Molly Manning Walker’s Cannes festival breakout How to Have Sex has won the prize for best film in the 2023 Un Certain Regard sidebar. The astounding debut, which follows three British teens out for a summer holiday in Greece that turns dark, was ‘s hidden gem pick this Cannes and was among the most talked-about movies on the Croisette this year.

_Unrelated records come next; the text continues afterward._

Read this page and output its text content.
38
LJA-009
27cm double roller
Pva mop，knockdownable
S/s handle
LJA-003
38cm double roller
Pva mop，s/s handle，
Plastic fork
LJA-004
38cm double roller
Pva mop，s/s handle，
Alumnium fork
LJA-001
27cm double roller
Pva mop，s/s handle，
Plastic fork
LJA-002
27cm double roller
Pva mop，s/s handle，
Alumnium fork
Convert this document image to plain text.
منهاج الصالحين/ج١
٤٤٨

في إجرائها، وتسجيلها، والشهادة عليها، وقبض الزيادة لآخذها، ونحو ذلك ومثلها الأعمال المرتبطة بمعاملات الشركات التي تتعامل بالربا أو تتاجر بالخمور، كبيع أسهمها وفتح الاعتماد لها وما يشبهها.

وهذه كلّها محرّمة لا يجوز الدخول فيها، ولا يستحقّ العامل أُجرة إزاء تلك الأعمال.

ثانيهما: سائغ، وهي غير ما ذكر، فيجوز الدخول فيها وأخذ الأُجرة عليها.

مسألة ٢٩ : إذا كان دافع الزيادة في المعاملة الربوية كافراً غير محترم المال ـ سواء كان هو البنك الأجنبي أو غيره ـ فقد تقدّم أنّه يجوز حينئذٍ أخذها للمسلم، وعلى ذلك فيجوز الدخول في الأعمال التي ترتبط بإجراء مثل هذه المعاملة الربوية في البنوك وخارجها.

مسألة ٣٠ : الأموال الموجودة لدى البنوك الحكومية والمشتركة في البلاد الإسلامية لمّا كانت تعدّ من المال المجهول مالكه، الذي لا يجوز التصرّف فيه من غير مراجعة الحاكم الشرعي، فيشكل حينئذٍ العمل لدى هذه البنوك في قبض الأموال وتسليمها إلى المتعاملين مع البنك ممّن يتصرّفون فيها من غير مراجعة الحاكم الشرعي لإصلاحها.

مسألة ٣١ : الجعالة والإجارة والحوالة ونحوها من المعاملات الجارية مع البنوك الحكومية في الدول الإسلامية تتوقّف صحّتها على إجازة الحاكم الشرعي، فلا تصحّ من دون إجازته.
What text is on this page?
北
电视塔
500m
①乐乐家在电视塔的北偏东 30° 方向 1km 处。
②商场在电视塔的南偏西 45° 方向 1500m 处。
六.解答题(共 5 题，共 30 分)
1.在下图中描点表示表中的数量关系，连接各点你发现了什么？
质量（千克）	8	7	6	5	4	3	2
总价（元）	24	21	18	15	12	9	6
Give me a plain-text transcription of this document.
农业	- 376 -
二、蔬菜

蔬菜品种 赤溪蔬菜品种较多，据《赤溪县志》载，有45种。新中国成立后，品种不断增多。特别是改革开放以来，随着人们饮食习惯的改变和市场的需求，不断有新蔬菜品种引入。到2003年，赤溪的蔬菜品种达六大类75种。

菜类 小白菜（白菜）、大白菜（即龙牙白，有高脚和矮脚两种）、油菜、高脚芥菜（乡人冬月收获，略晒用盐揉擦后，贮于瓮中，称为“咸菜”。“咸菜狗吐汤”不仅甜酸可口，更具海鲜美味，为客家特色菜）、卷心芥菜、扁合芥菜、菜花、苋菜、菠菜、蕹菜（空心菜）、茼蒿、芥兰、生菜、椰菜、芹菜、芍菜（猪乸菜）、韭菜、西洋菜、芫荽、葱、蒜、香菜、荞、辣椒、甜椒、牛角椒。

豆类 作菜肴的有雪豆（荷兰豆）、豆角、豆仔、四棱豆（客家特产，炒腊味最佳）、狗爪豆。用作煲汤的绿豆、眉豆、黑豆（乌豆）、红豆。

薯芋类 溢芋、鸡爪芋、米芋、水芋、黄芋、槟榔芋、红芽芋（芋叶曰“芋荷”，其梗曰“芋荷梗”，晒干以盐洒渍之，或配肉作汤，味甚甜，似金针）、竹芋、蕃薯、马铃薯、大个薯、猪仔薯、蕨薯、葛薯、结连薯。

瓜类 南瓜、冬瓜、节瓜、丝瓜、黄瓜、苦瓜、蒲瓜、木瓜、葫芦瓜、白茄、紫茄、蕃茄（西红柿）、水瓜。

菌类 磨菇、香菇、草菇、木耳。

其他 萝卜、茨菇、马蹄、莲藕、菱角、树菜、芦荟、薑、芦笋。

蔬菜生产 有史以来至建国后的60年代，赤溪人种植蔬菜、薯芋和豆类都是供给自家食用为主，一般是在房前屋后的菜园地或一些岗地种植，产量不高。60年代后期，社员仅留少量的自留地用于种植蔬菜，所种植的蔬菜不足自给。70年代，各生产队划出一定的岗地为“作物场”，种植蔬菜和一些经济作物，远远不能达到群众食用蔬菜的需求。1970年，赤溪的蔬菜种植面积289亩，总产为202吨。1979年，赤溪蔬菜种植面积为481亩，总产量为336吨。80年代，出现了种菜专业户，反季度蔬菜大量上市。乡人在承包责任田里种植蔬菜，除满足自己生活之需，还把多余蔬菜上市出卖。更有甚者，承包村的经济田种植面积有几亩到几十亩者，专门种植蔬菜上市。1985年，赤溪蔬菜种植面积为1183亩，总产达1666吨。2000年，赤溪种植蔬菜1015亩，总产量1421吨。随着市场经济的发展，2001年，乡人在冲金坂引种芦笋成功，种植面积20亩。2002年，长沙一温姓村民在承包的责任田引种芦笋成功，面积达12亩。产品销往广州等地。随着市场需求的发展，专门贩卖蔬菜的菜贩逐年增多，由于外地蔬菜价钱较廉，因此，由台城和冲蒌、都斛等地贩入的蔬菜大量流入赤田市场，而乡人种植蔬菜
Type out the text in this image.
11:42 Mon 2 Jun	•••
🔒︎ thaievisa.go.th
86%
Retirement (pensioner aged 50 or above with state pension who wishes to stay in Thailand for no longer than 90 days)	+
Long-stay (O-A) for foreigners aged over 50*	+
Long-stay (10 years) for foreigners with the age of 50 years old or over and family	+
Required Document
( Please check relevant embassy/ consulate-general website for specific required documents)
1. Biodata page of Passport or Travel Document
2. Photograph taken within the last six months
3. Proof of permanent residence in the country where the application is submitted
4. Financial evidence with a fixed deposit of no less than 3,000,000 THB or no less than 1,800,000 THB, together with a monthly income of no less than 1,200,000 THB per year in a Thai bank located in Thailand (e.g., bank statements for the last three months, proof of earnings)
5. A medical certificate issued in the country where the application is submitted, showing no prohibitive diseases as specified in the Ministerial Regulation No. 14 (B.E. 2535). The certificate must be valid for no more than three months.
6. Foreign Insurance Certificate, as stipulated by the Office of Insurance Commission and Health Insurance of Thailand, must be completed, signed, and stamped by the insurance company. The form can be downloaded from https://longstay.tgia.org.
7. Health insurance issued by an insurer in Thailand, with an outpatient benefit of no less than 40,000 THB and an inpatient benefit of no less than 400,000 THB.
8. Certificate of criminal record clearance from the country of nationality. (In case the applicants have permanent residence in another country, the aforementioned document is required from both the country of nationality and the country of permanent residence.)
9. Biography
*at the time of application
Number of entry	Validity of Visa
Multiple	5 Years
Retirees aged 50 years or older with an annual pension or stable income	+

Four African films also took home awards at the Un Certain Regard ceremony Friday night. Asmae El Moudir won the Un Certain Regard’s best director honor for her hybrid documentary, The Mother of All Lies, a search for the truth behind her family’s stories of the 1981 Bread Riots in Morocco. Kamal Lazraq won the Un Certain Regard jury prize for Hounds, a crime drama set in the suburbs of Casablanca. Omen, the directing debut of Belgian-Congolese hip-hop artist Baloji, took the new voice prize for best first feature. Sudanese drama Goodbye Julia from director Mohamed Kordofani — another debut — won the Un Certain Regard’s freedom prize. African cinema, often overlooked or ignored in Cannes, has had pride of place at this year’s festival, with a record number of films in the official lineup.
The Un Certain Regard prize for best ensemble went to the Brazilian drama The Buriti Flower by João Salaviza and Renée Nader Messora. The film traces the history of the indigenous Krahô tribe and their decades-long struggle for land rights.
American actor John C. Reilly chaired this year’s Un Certain Regard jury, which also included French director and screenwriter Alice Winocour, German actress Paula Beer, French-Cambodian director and producer Davy Chou and Belgian actress Émilie Dequenne.